Yaşadıklarınızı anlatırken onları bir olay örgüsüyle, her anlatışta bazı kısımlarını vurgulayarak anlattığınızı fark ettiniz mi? Başımızdan geçenleri bir öyküye oturtmak ya da onun öyküsünü anlatmak, olayları bizim için daha anlaşılır, daha katlanılır kılar. Bu yüzden yaşantımızı anlatmak, öyküsünü paylaşmak isteriz. Peki ya ne yaşadığımızı anlatacak kelimeler bizde yoksa? Başımıza gelenin ne olduğunu adlandıramıyorsak?
Anlatamadığımız öykünün tutsağı oluruz o zaman. İçselleştirilmiş travmalar, onları anlamadığımızda davranışlarımıza hakim olabilir. Öykümüz bize kendini davranışlarımızla anlattırır bu kez.
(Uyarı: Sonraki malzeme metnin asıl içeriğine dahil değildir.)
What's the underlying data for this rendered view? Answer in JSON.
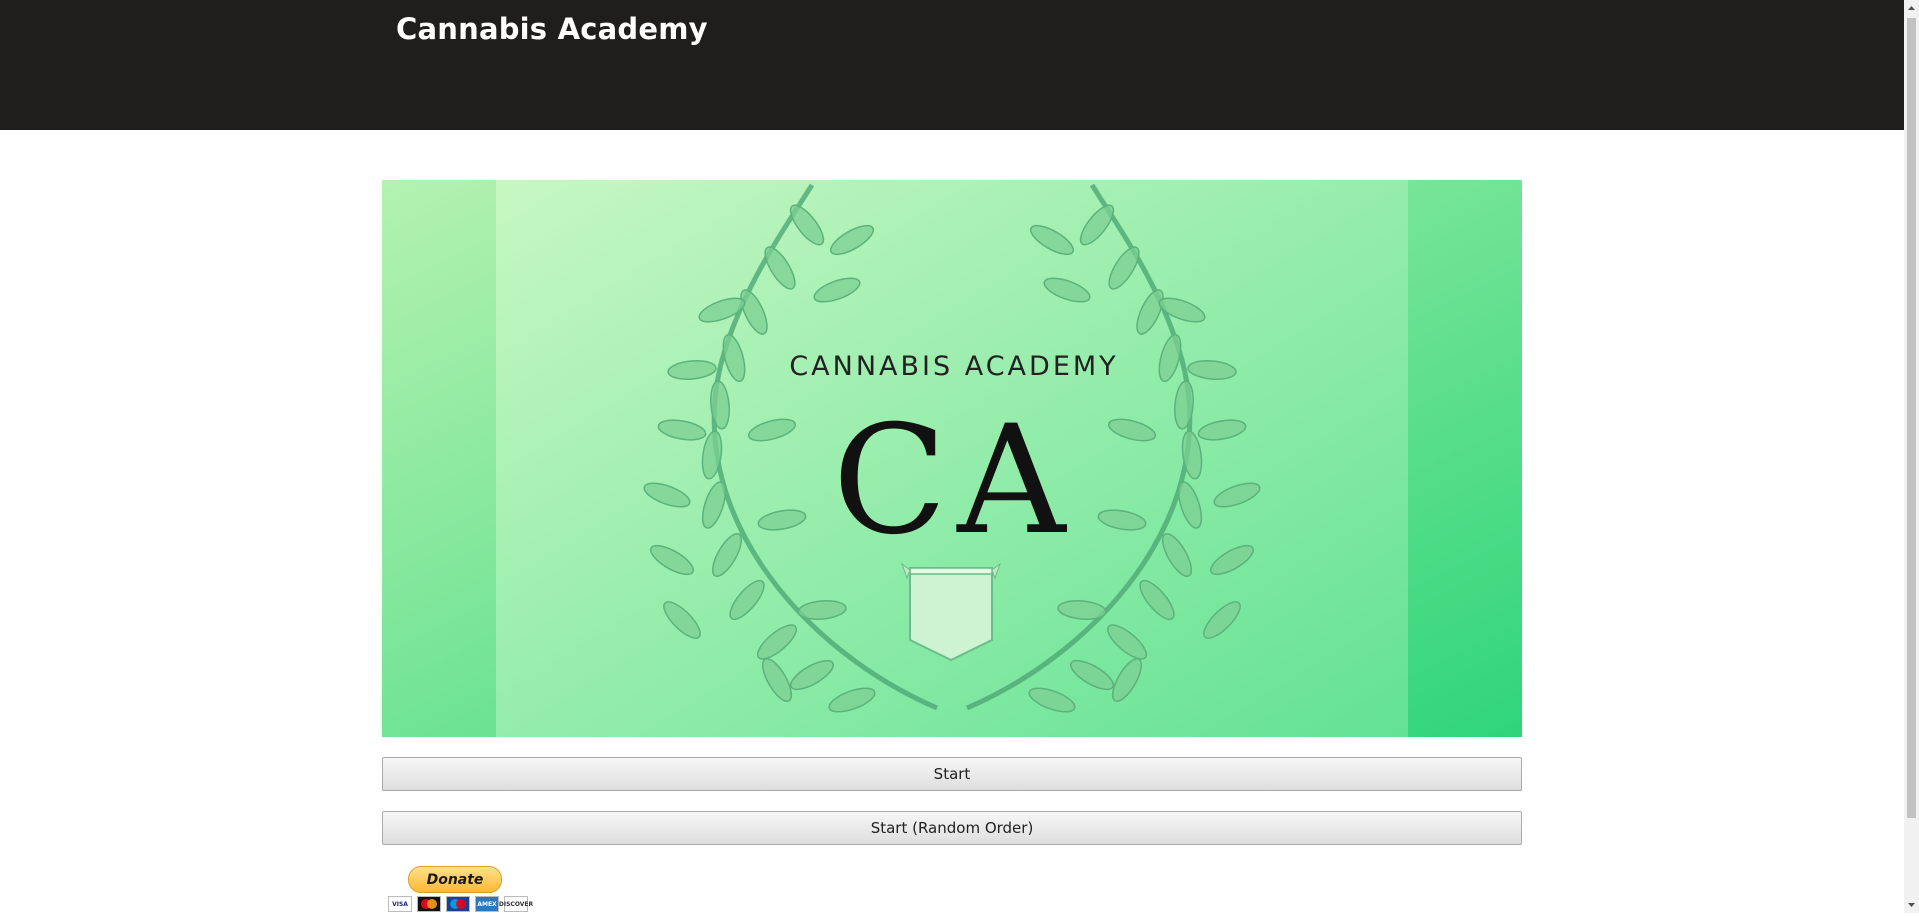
{
  "header": {
    "site_title": "Cannabis Academy"
  },
  "hero": {
    "logo_text": "CANNABIS ACADEMY",
    "monogram": "CA",
    "colors": {
      "background_light": "#c2f5c0",
      "background_dark": "#2fd57a",
      "wreath": "#4ea874",
      "text": "#111111"
    }
  },
  "actions": {
    "start_label": "Start",
    "start_random_label": "Start (Random Order)"
  },
  "donate": {
    "button_label": "Donate",
    "cards": [
      "VISA",
      "mastercard",
      "maestro",
      "AMEX",
      "DISCOVER"
    ]
  }
}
Sebebini anlayamadığınız bir öfkeniz mi var?
En yakınınızdakilerden intikam almaya çalıştığınızı mı fark ediyorsunuz?
Anlamadığınız bir korku, ürkeklik, kafa karışıklığını mı yaşıyorsunuz?
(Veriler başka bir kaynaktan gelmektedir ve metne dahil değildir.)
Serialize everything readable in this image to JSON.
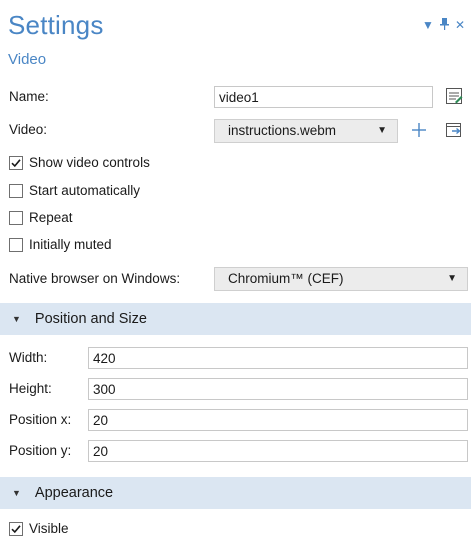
{
  "header": {
    "title": "Settings",
    "subtitle": "Video",
    "controls": [
      "dropdown-arrow-icon",
      "pin-icon",
      "close-icon"
    ]
  },
  "general": {
    "name_label": "Name:",
    "name_value": "video1",
    "video_label": "Video:",
    "video_value": "instructions.webm"
  },
  "checkboxes": [
    {
      "label": "Show video controls",
      "checked": true
    },
    {
      "label": "Start automatically",
      "checked": false
    },
    {
      "label": "Repeat",
      "checked": false
    },
    {
      "label": "Initially muted",
      "checked": false
    }
  ],
  "browser": {
    "label": "Native browser on Windows:",
    "value": "Chromium™ (CEF)"
  },
  "position_size": {
    "header": "Position and Size",
    "width_label": "Width:",
    "width_value": "420",
    "height_label": "Height:",
    "height_value": "300",
    "posx_label": "Position x:",
    "posx_value": "20",
    "posy_label": "Position y:",
    "posy_value": "20"
  },
  "appearance": {
    "header": "Appearance",
    "visible_label": "Visible",
    "visible_checked": true
  },
  "colors": {
    "accent": "#4a86c5",
    "section_bg": "#dbe6f2",
    "combo_bg": "#ececec",
    "icon_green": "#2e8b57"
  }
}
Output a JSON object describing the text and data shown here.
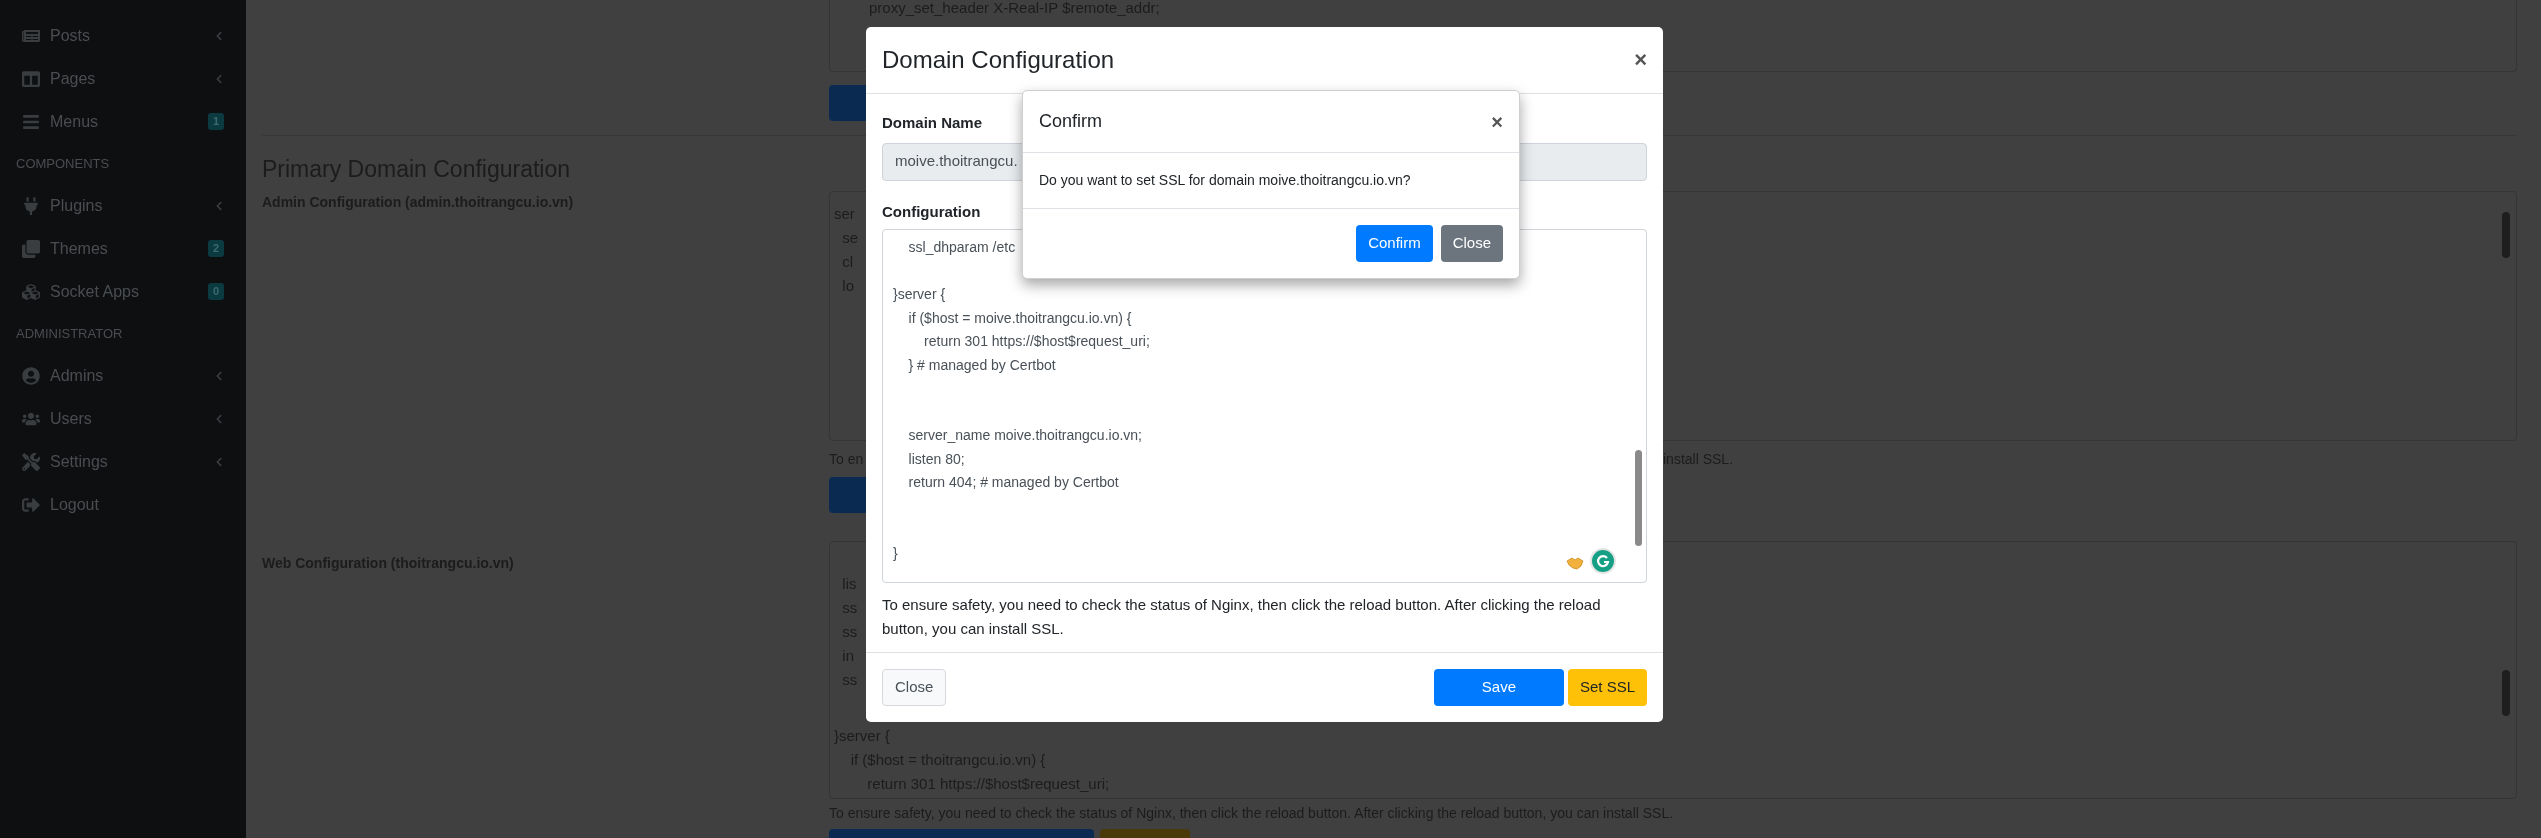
{
  "sidebar": {
    "items": [
      {
        "kind": "link",
        "label": "Posts",
        "expandable": true
      },
      {
        "kind": "link",
        "label": "Pages",
        "expandable": true
      },
      {
        "kind": "link",
        "label": "Menus",
        "expandable": false,
        "badge": "1"
      },
      {
        "kind": "header",
        "label": "COMPONENTS"
      },
      {
        "kind": "link",
        "label": "Plugins",
        "expandable": true
      },
      {
        "kind": "link",
        "label": "Themes",
        "expandable": false,
        "badge": "2"
      },
      {
        "kind": "link",
        "label": "Socket Apps",
        "expandable": false,
        "badge": "0"
      },
      {
        "kind": "header",
        "label": "ADMINISTRATOR"
      },
      {
        "kind": "link",
        "label": "Admins",
        "expandable": true
      },
      {
        "kind": "link",
        "label": "Users",
        "expandable": true
      },
      {
        "kind": "link",
        "label": "Settings",
        "expandable": true
      },
      {
        "kind": "link",
        "label": "Logout",
        "expandable": false
      }
    ]
  },
  "background": {
    "top_config_line": "proxy_set_header X-Real-IP $remote_addr;",
    "section_title": "Primary Domain Configuration",
    "admin": {
      "label": "Admin Configuration (admin.thoitrangcu.io.vn)",
      "config_fragments": [
        "ser",
        "  se",
        "  cl",
        "  lo"
      ],
      "note_start": "To en",
      "note_end": "install SSL."
    },
    "web": {
      "label": "Web Configuration (thoitrangcu.io.vn)",
      "config_fragments": [
        "  lis",
        "  ss",
        "  ss",
        "  in",
        "  ss"
      ],
      "config_lines_below": [
        "}server {",
        "    if ($host = thoitrangcu.io.vn) {",
        "        return 301 https://$host$request_uri;"
      ],
      "note": "To ensure safety, you need to check the status of Nginx, then click the reload button. After clicking the reload button, you can install SSL."
    }
  },
  "modal": {
    "title": "Domain Configuration",
    "close": "×",
    "domain_label": "Domain Name",
    "domain_value": "moive.thoitrangcu.",
    "config_label": "Configuration",
    "config_value": "    ssl_dhparam /etc\n\n}server {\n    if ($host = moive.thoitrangcu.io.vn) {\n        return 301 https://$host$request_uri;\n    } # managed by Certbot\n\n\n    server_name moive.thoitrangcu.io.vn;\n    listen 80;\n    return 404; # managed by Certbot\n\n\n}",
    "help": "To ensure safety, you need to check the status of Nginx, then click the reload button. After clicking the reload button, you can install SSL.",
    "buttons": [
      {
        "kind": "light",
        "label": "Close"
      },
      {
        "kind": "primary",
        "label": "Save"
      },
      {
        "kind": "warning",
        "label": "Set SSL"
      }
    ]
  },
  "confirm": {
    "title": "Confirm",
    "close": "×",
    "message": "Do you want to set SSL for domain moive.thoitrangcu.io.vn?",
    "buttons": [
      {
        "kind": "primary",
        "label": "Confirm"
      },
      {
        "kind": "secondary",
        "label": "Close"
      }
    ]
  }
}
Benim kendime ettiğimi başkası etmez diye mi düşünüyorsunuz?
İçinizde sanki bir başkası var, siz değil o yapıyor gibi mi geliyor?
Bu tecrübelerin ve tekrarlayan örüntülerin altında sözlere dökülmemiş öyküleriniz olabilir. Anlaşılmayı bekleyen anılarınız kendilerini hatırlatıyor olabilirler. Bir örüntü gibi tekrarlayan ve size faydası dokunmayan "o" davranışlarınız, içselleştirilmiş travmanın iletişim dili olabilir. Böylece yanında, yakınında olanlara başına geleni anlatamaz ama hissettirir:
"Yaşadığım incinmişliği tarif edemiyorum ama seni inciteyim de gör, nasıl..."
"Bu öfkeyi, bu korkuyu, bu dehşeti dile getiremiyorum ama sana hissettireyim de,bir anla..."
Davranışlar böylece neler olup bittiğini göstermiş ve anlaşılmak için yıkıcı da olsa bir kapı aralığı bırakmış olur. Üstelik bunu yaparken de kişiye mağdur tarafta değil fail tarafta bir rol vererek onu zarardan korumuş olur.
Kendi zorlayıcı davranışlarınıza bu açıdan bakıp değerlendirebilirsiniz bir de. Kendinizi şefkatli kollarla sarmak, sırtınızı sıvazlamak için bir yol olabilir bu kavrayış. Aynı şekilde, "zor" dediğiniz kişilere bir de böyle yaklaşabilirsiniz. Hem onu anlamak hem de kendini anlamasına rehber olmak için de bir fırsat olabilir.
Son olarak bir de uyarı bırakayım. Şefkat dengesini iyi kurun ki, şefkatli bir tutum geliştireyim derken, zoraki bir iyimserlikle merhamet yorgununa dönüştürmeyin kendinizi.